Supreme Court ruling shows sanity, moderation

The 14th Amendment equal protection clause does not negate the First Amendment religious freedom clause.

Finally, one branch of the national government has acted with sense and reason! The recent Supreme Court decision in Masterpiece Cakeshop vs. Colorado Civil Rights Commission was a victory for sanity and moderation in a polarized and divided nation and government.

The Court voted 7-2 to acquit James Phillips, a devout Christian, and his Lakewood, Colorado, Masterpiece Cakeshop of violating a gay couple’s equal rights protections. Phillips had refused to bake a wedding cake for a gay wedding on religious grounds. The Colorado Civil Rights Commission sued Phillips’ bakery business for violating the civil rights of the gay couple.

The Court decision was not based on the issue of who was right or who was wrong or whether the 14th Amendment’s equal protection clause trumps the First Amendment freedom of religion clause. It made a very narrow decision based on the assertion that at least two members of the Colorado Civil Rights Commission were openly hostile to religion. In one sense, the Court punted the decision down the road to yet other future court cases, but it also made a plea for tolerance and détente.

Here’s the majority’s wording from the 59-page decision: “While it is unexceptional, Masterpiece Cakeshop Ltd. v. Colorado Civil Rights Commission’s Syllabus that Colorado law can protect gay persons in acquiring products and services on the same terms and conditions as are offered to other members of the public, the law must be applied in a manner that is neutral toward religion” (boldface emphasis mine).

The Court accepted Phillips’ attorney’s argument that baking cakes is actually an example of free expression, not just religious freedom. Someone cannot be forced to speak, nor to create a work of art. Doing so is in violation of the right of freedom of speech.

Here are the Court’s words written by Justice Kennedy: “To Phillips, his claim that using his artistic skills to make an expressive statement, a wedding endorsement in his own voice and of his own creation, has a significant First Amendment speech component and implicates his deep and sincere religious beliefs.” (https://www.supremecourt.gov/opinions/17pdf/16-111_j4el.pdf)

“As the record shows, some of the commissioners at the Commission’s formal, public hearings endorsed the view that religious beliefs cannot legitimately be carried into the public sphere or commercial domain, disparaged Phillips’ faith as despicable and characterized it as merely rhetorical and compared his invocation of his sincerely held religious beliefs to defenses of slavery and the Holocaust.” These comments were not objected to by other commissioners present.

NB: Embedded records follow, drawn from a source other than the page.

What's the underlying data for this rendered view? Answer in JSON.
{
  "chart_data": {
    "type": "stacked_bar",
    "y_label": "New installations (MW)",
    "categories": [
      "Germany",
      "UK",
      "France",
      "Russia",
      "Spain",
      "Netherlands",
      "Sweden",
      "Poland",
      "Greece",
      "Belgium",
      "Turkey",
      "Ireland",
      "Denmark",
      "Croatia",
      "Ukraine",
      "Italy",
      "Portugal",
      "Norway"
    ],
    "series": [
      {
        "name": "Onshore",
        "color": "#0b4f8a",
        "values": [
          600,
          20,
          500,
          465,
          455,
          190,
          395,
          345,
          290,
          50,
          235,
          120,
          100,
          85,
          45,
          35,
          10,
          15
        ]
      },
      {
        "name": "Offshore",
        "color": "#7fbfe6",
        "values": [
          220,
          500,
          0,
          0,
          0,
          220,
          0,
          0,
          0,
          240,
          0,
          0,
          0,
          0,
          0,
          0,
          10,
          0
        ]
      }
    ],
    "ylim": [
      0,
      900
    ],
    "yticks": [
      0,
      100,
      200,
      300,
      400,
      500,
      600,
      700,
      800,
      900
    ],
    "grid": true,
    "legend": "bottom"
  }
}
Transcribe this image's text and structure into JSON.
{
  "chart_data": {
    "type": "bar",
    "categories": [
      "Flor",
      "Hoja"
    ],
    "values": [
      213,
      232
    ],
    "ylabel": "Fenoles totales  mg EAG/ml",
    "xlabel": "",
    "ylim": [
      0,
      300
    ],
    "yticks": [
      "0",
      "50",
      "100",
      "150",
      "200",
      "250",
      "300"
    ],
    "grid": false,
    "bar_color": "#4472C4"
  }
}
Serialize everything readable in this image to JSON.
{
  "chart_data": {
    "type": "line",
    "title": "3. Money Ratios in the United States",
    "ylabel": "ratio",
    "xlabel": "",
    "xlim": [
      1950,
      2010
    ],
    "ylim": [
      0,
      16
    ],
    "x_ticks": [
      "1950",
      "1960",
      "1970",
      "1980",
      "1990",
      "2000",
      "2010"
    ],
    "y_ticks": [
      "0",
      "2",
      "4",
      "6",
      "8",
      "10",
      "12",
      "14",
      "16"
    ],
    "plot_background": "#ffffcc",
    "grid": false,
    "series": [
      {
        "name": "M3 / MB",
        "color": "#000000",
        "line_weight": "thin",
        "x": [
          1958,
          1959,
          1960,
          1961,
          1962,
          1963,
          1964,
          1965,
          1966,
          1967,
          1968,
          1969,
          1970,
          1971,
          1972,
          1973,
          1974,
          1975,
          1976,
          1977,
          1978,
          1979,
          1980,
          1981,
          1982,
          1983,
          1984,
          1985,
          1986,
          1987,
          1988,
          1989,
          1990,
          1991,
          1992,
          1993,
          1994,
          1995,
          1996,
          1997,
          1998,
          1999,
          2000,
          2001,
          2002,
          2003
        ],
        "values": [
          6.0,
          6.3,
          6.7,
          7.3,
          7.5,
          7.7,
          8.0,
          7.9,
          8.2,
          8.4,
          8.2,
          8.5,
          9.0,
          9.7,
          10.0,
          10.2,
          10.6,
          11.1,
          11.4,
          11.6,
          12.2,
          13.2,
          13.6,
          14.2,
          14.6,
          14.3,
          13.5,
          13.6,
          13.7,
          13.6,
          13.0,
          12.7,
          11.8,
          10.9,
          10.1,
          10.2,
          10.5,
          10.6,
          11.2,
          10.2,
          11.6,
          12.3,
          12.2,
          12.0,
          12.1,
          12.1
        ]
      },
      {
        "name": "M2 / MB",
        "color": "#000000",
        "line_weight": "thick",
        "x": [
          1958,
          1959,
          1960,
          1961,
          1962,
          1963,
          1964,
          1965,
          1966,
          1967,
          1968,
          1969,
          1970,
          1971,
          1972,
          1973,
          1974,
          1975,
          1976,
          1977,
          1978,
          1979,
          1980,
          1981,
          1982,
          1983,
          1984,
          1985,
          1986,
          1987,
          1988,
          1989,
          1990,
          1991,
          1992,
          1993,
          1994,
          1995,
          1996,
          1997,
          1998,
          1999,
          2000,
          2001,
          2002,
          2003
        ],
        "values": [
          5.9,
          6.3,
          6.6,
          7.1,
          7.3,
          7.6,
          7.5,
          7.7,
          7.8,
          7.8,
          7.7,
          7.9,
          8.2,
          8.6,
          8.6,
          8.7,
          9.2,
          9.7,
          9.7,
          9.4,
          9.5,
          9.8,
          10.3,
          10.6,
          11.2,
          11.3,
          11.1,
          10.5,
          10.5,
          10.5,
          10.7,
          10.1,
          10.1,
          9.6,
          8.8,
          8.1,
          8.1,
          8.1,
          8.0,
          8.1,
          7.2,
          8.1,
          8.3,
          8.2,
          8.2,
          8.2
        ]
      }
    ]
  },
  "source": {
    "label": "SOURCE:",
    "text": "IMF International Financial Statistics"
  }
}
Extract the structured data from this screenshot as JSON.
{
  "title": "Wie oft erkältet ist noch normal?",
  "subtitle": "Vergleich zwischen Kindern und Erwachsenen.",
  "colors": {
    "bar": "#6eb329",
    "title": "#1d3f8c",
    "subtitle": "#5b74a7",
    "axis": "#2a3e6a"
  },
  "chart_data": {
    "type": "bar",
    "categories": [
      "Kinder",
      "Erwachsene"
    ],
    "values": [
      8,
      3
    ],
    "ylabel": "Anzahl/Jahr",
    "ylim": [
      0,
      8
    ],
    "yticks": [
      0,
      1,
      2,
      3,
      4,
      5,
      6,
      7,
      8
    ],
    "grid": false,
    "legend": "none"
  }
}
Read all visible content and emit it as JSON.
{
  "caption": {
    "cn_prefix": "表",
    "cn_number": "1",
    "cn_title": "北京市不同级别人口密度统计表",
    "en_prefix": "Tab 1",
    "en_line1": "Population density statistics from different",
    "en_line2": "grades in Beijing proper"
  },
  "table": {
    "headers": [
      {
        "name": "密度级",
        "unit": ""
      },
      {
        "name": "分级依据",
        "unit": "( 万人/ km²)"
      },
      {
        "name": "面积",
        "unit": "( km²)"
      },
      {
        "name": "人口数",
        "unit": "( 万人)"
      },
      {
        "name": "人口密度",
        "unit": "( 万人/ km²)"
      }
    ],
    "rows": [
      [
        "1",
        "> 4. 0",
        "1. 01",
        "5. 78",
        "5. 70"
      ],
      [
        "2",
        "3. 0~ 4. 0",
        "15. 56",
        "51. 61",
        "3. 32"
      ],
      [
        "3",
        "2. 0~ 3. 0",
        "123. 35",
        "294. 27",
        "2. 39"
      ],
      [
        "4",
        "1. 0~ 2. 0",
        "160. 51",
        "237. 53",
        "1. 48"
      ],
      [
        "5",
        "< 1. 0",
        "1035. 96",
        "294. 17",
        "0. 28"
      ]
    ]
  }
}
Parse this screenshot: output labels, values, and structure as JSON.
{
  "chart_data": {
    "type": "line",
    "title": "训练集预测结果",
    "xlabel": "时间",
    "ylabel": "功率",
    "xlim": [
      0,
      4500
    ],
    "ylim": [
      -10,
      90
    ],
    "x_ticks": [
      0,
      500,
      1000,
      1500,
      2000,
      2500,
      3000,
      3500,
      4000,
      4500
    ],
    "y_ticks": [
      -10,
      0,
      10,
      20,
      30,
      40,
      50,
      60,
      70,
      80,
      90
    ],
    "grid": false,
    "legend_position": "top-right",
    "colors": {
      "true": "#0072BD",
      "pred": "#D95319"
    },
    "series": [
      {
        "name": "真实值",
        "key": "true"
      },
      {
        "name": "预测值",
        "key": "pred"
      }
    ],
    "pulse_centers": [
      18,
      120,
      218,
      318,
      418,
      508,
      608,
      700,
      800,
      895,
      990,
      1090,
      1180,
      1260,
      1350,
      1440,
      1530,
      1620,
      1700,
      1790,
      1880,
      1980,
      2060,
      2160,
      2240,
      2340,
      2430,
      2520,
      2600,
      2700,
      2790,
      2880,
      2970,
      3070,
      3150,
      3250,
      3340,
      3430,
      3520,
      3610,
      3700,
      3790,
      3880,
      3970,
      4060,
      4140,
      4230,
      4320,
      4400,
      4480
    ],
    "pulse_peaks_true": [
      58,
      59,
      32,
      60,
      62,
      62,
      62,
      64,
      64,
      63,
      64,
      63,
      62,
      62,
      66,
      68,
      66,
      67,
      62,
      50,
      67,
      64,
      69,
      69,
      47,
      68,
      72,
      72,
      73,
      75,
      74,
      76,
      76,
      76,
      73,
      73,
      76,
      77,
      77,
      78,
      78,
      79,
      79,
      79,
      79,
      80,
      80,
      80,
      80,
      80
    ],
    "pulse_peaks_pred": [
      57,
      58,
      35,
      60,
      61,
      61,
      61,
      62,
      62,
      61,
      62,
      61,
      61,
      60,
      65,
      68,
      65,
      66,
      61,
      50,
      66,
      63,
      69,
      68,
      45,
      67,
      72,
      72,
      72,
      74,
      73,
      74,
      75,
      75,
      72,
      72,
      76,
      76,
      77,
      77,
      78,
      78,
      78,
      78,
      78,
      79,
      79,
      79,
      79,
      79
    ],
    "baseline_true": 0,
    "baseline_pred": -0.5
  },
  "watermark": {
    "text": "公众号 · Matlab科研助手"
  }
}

The Court’s majority opinion is that, “For these reasons, the Commission’s treatment of Phillips’ case violated the State’s duty under the First Amendment not to base laws or regulations on hostility to a religion or religious viewpoint…. The inference here is thus that Phillips’ religious objection was not considered with the neutrality required by the Free Exercise Clause.”

Kennedy also stated: “Our society has come to the recognition that gay persons and gay couples cannot be treated as social outcasts or as inferior in dignity and worth.”

There were two dissenting opinions on this decision: Justice Ginsburg and Sotomayor, two of the four liberals on the Court. Ginsburg argued that the negative opinions toward religion expressed by two of the four Colorado commissioners should not be grounds to reverse the lower courts’ decisions.

“When a couple contacts a bakery for a wedding cake, the product they are seeking is a cake celebrating their wedding – not a cake celebrating heterosexual weddings or same-sex weddings – and that is the service Craig and Mullins (the gay couple) were denied.”

While the Court’s decision in the Masterpiece Cakeshop Case was narrow and was not meant to set precedents for future cases, it will have that effect.

There is currently a similar case in the pipeline: Arlene’s Flowers’ case from Washington state where a Richland florist, Barronelle Stutzman, was sued by Attorney General Bob Ferguson for refusing to do flower arrangements for a gay wedding. Her arguments are similar to Phillips’ and her attorney is Kristen Waggoner, Phillips’ attorney. The arguments of the Colorado Commission attorney are similar to Ferguson’s.

It was with a sense of relief and pleasure to see how the Supreme Court handled the Masterpiece Cakeshop case. Chief Justice Roberts was brilliantly able to move the Court from a right-left 5-4 stance to one where seven of the nine Supreme Court judges agreed there was a bigger issue: the 14th Amendment equal protection clause does not negate the First Amendment religious freedom clause. Americans need to learn to be tolerant of both gay marriages and religious freedom. If only the other two branches of the federal government could act with as much concern for the common good of all of its citizens!